But events like these were mere oases in a desert of ceaseless drudgery. The fight grew sterner and stiffer, and, as always happens on these occasions, the neutral and the apathetic began to bestir themselves and take sides. A week before the election there was not an impartial or unbiassed person left in Stoneleigh. Collisions between supporters of either party became frequent and serious. On the first occasion, when a Conservative sought to punctuate an argument by discharging a small gin-and-ginger into the face of his Liberal opponent, and the Liberal retaliated by felling the Conservative to the earth with a pint-pot, Stridge and I wrote quite effusively to one another apologising for the exuberance of our friends. A week later, when certain upholders of my cause bombarded Stridge's emporium with an assortment of Stridge's own eggs, hitting one of Mr Stridge's white-jacketed assistants in the eye, and severely damaging the frontage of Mr Stridge's Italian warehouse—whereupon local and immediate supporters of the cause of Stridge squared matters by putting three bombardiers into a horse-trough—Mr Stridge and I expressed no sort of regret to one another whatsoever, but referred scathingly, amid rapturous cheers, at our next meetings to the blackguardly policy of intimidation and hooliganism by which the other side found it necessary to bolster up a barren cause and hopeless future; all of which shows that things were tuning up to concert pitch.

Results of other elections were coming in every day, and they were not by any means favourable to our side. Still, we kept on smiling, and talked largely about the swing of the pendulum—almost as useful a phrase as "Mesopotamia" of blessed memory—and other phenomena of reaction, and hoped for the best. Champion, who had been returned for his constituency by a thumping majority, had promised to come down and speak for me at a great meeting two nights before the election; and Dubberley, who had lost his seat, threatened to come and help me to lose mine.

With the exception of Robin, who appeared to be made of some material ære perennius, we were all getting the least bit "tucked up," from my humble self down to Phillis, who appeared at breakfast one morning looking flushed and rather too bright-eyed.

"Electioneering seems to be telling on you, old lady," I remarked. "Feeling quite well—eh?"

"Just a teeny headache, daddy. But"—hastily—"I can come with you to the meeting in the theatre to-morrow night, can't I? it will be such fun!"

"Meeting? My little girl, it does not begin till an hour after your bed-time."

"That's why I want to go," said my daughter frankly. "Besides, I do love pantomimes—especially the clowns!" She wriggled ecstatically.

Even the revelation of the plain truth—that the pantomime would be called by another name and the clowns would appear in mufti—failed to assuage Phillis's thirst for the dramatic sensation promised by a meeting in a theatre. I was, as usual, wax in her small hands; and, man-like, I threw the onus negandi upon Eve's shoulders.

"Ask your mother," I said; and flew to my day's work.

Thank goodness, it was almost the last.
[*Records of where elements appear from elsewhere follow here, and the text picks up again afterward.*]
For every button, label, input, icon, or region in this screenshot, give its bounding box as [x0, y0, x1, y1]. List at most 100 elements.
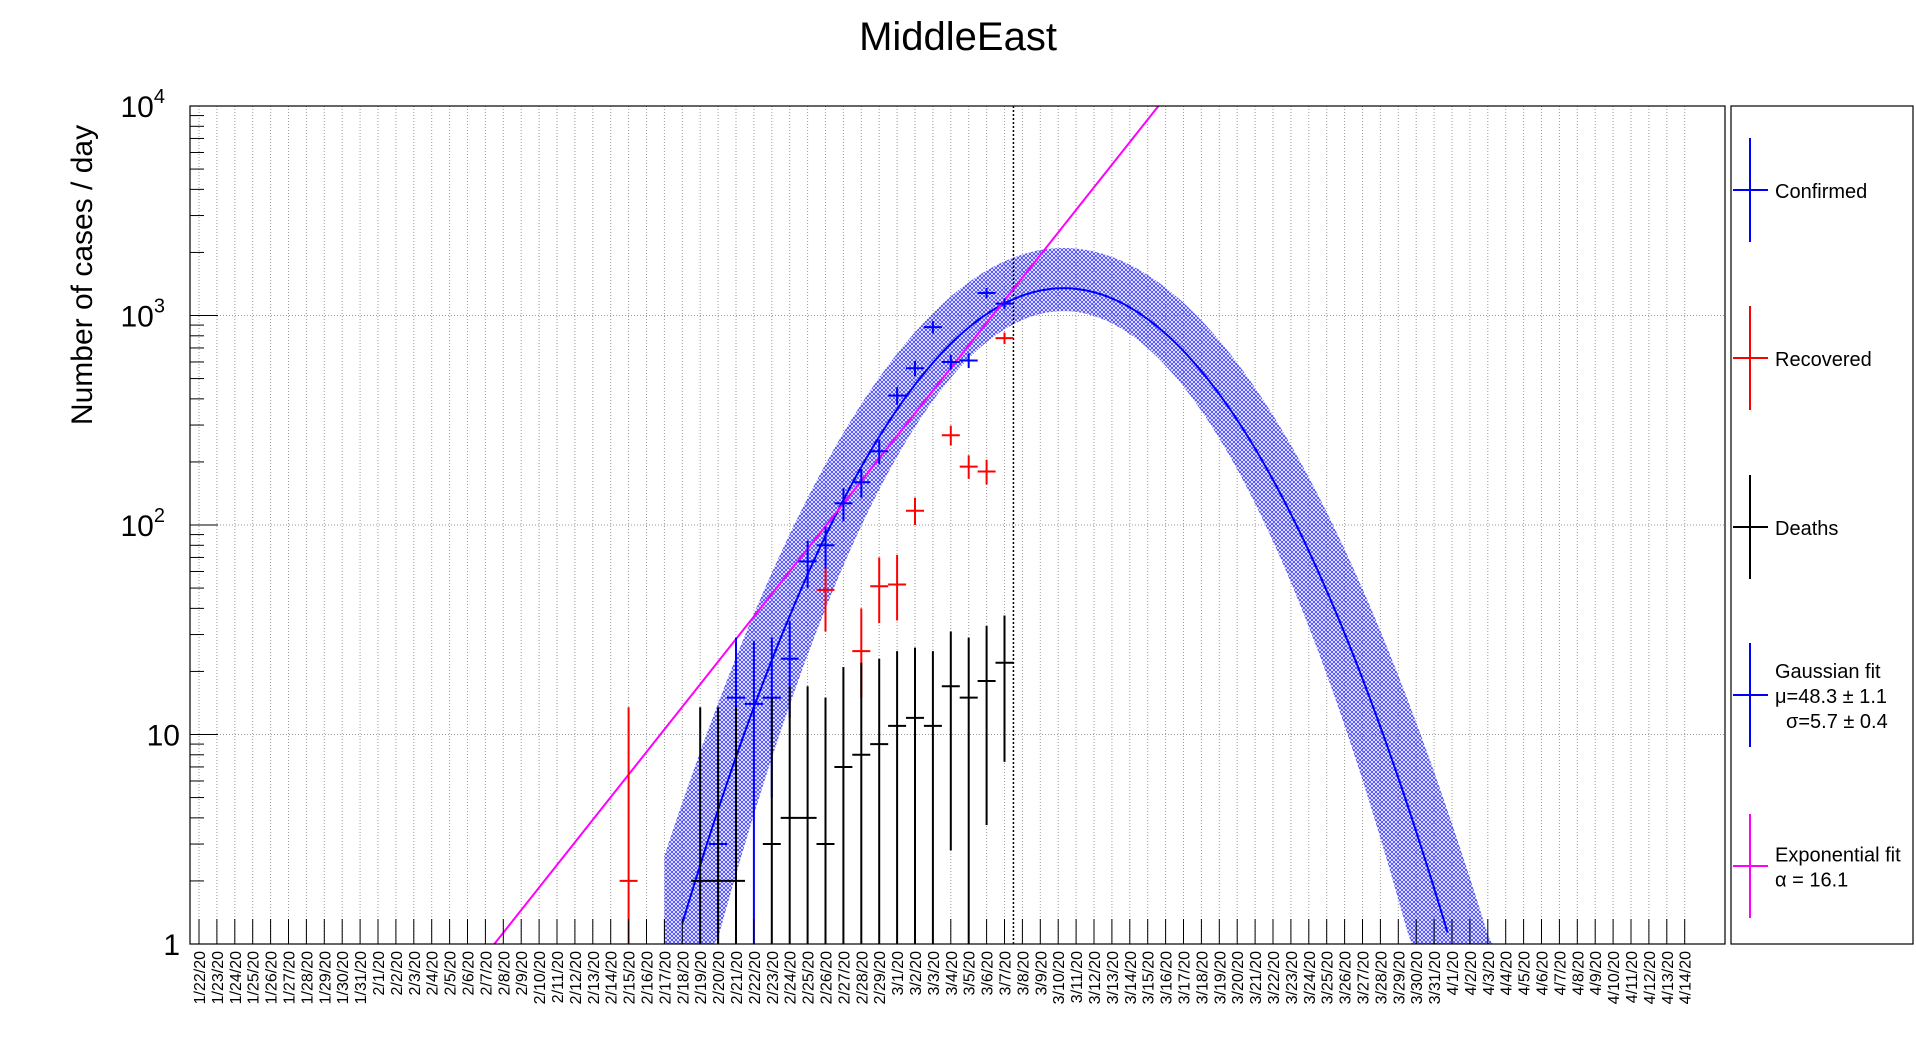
- x-tick-label: 2/8/20: [496, 951, 513, 996]
- data-point: [977, 459, 996, 485]
- data-point: [834, 488, 853, 522]
- gaussian-fit-band-area: [664, 247, 1524, 944]
- legend-entry-recovered: Recovered: [1733, 306, 1872, 410]
- x-tick-label: 3/20/20: [1230, 951, 1247, 1004]
- y-tick-label: 102: [121, 505, 166, 543]
- data-point: [977, 288, 996, 299]
- y-tick-labels: 1 10 102 103 104: [121, 86, 181, 962]
- legend-label: Gaussian fit: [1775, 661, 1881, 683]
- x-tick-label: 3/31/20: [1427, 951, 1444, 1004]
- data-point: [941, 425, 960, 446]
- data-point: [888, 387, 907, 405]
- x-tick-label: 4/2/20: [1463, 951, 1480, 996]
- data-point: [959, 637, 978, 944]
- data-point: [959, 455, 978, 479]
- gaussian-fit-curve: [681, 287, 1449, 933]
- y-tick-label: 103: [121, 296, 166, 334]
- x-tick-label: 3/22/20: [1266, 951, 1283, 1004]
- data-point: [816, 568, 835, 632]
- x-tick-label: 2/24/20: [783, 951, 800, 1004]
- x-tick-label: 4/10/20: [1606, 951, 1623, 1004]
- x-tick-label: 2/4/20: [425, 951, 442, 996]
- x-tick-label: 3/27/20: [1356, 951, 1373, 1004]
- x-tick-label: 2/20/20: [711, 951, 728, 1004]
- x-tick-label: 2/5/20: [443, 951, 460, 996]
- data-point: [995, 615, 1014, 762]
- data-point: [744, 640, 763, 944]
- x-tick-label: 3/30/20: [1409, 951, 1426, 1004]
- x-tick-label: 2/17/20: [657, 951, 674, 1004]
- x-tick-label: 3/9/20: [1033, 951, 1050, 996]
- x-tick-label: 2/16/20: [640, 951, 657, 1004]
- x-tick-label: 4/12/20: [1642, 951, 1659, 1004]
- x-tick-label: 3/15/20: [1141, 951, 1158, 1004]
- legend-label: μ=48.3 ± 1.1: [1775, 686, 1887, 708]
- x-tick-label: 3/23/20: [1284, 951, 1301, 1004]
- x-tick-label: 3/13/20: [1105, 951, 1122, 1004]
- legend-entry-confirmed: Confirmed: [1733, 138, 1867, 242]
- x-tick-label: 2/3/20: [407, 951, 424, 996]
- x-tick-label: 3/11/20: [1069, 951, 1086, 1003]
- x-tick-label: 3/12/20: [1087, 951, 1104, 1004]
- x-tick-label: 1/22/20: [192, 951, 209, 1004]
- plot-frame: [189, 105, 1726, 945]
- data-point: [995, 298, 1014, 310]
- gaussian-fit-band: [664, 247, 1524, 944]
- y-axis-label: Number of cases / day: [66, 125, 99, 425]
- data-point: [870, 557, 889, 624]
- x-tick-label: 4/13/20: [1660, 951, 1677, 1004]
- chart-title: MiddleEast: [859, 15, 1057, 59]
- data-point: [727, 707, 745, 944]
- data-point: [762, 697, 781, 944]
- x-tick-label: 4/14/20: [1678, 951, 1695, 1004]
- data-point: [941, 631, 960, 851]
- x-tick-label: 3/1/20: [890, 951, 907, 996]
- x-tick-label: 4/8/20: [1570, 951, 1587, 996]
- x-tick-label: 3/5/20: [962, 951, 979, 996]
- x-tick-label: 3/29/20: [1391, 951, 1408, 1004]
- x-tick-label: 2/12/20: [568, 951, 585, 1004]
- data-points: [619, 288, 1014, 944]
- data-point: [923, 321, 942, 334]
- x-tick-label: 3/18/20: [1194, 951, 1211, 1004]
- data-point: [691, 707, 710, 944]
- x-tick-label: 4/6/20: [1535, 951, 1552, 996]
- x-tick-label: 3/2/20: [908, 951, 925, 996]
- x-tick-label: 4/4/20: [1499, 951, 1516, 996]
- data-point: [798, 686, 817, 944]
- x-tick-label: 2/22/20: [747, 951, 764, 1004]
- data-point: [888, 554, 907, 621]
- x-tick-label: 2/21/20: [729, 951, 746, 1004]
- legend-entry-exponential-fit: Exponential fit α = 16.1: [1733, 814, 1901, 918]
- x-tick-label: 1/25/20: [246, 951, 263, 1004]
- data-point: [852, 662, 871, 944]
- x-tick-label: 2/9/20: [514, 951, 531, 996]
- legend-entry-deaths: Deaths: [1733, 475, 1838, 579]
- x-tick-label: 2/23/20: [765, 951, 782, 1004]
- legend-box: [1730, 105, 1914, 945]
- x-tick-label: 2/1/20: [371, 951, 388, 996]
- x-tick-label: 3/6/20: [980, 951, 997, 996]
- data-point: [816, 526, 835, 569]
- x-tick-label: 3/24/20: [1302, 951, 1319, 1004]
- y-tick-label: 1: [163, 929, 180, 962]
- x-tick-label: 1/29/20: [317, 951, 334, 1004]
- x-tick-label: 3/4/20: [944, 951, 961, 996]
- x-tick-label: 3/21/20: [1248, 951, 1265, 1004]
- x-tick-label: 3/7/20: [998, 951, 1015, 996]
- legend-entry-gaussian-fit: Gaussian fit μ=48.3 ± 1.1 σ=5.7 ± 0.4: [1733, 643, 1888, 747]
- x-tick-label: 1/28/20: [299, 951, 316, 1004]
- x-tick-label: 2/2/20: [389, 951, 406, 996]
- data-point: [870, 439, 889, 465]
- x-tick-label: 1/31/20: [353, 951, 370, 1004]
- legend-label: Recovered: [1775, 349, 1872, 371]
- x-tick-label: 3/14/20: [1123, 951, 1140, 1004]
- data-point: [834, 666, 853, 944]
- data-point: [798, 540, 817, 589]
- data-point: [959, 353, 978, 369]
- x-tick-label: 2/25/20: [801, 951, 818, 1004]
- x-tick-label: 3/17/20: [1177, 951, 1194, 1004]
- grid: [190, 105, 1725, 945]
- legend: Confirmed Recovered Deaths Gaussian fit μ=48…: [1730, 105, 1914, 945]
- x-tick-label: 4/1/20: [1445, 951, 1462, 996]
To-morrow would be the eve of the poll, and at night we were to hold our monster meeting. Three thousand people would be present; a local magnate, Sir Thomas Wurzel (of Heycocks), would occupy the chair; what one of our local reporters insisted on calling "the élite of the bon ton" would be ranged upon the platform; and the meeting would be addressed by John Champion, Robin,—they always wanted him now,—and the much-enduring Candidate. The audience would, further, be made the recipients of a few remarks from the Chair and (unless something providential happened) from Dubberley, who was to second a vote of thanks to somebody—a performance which might take anything up to fifty minutes. Altogether a feast of oratory, and a further proof, if any were needed, that the English are a hardy race.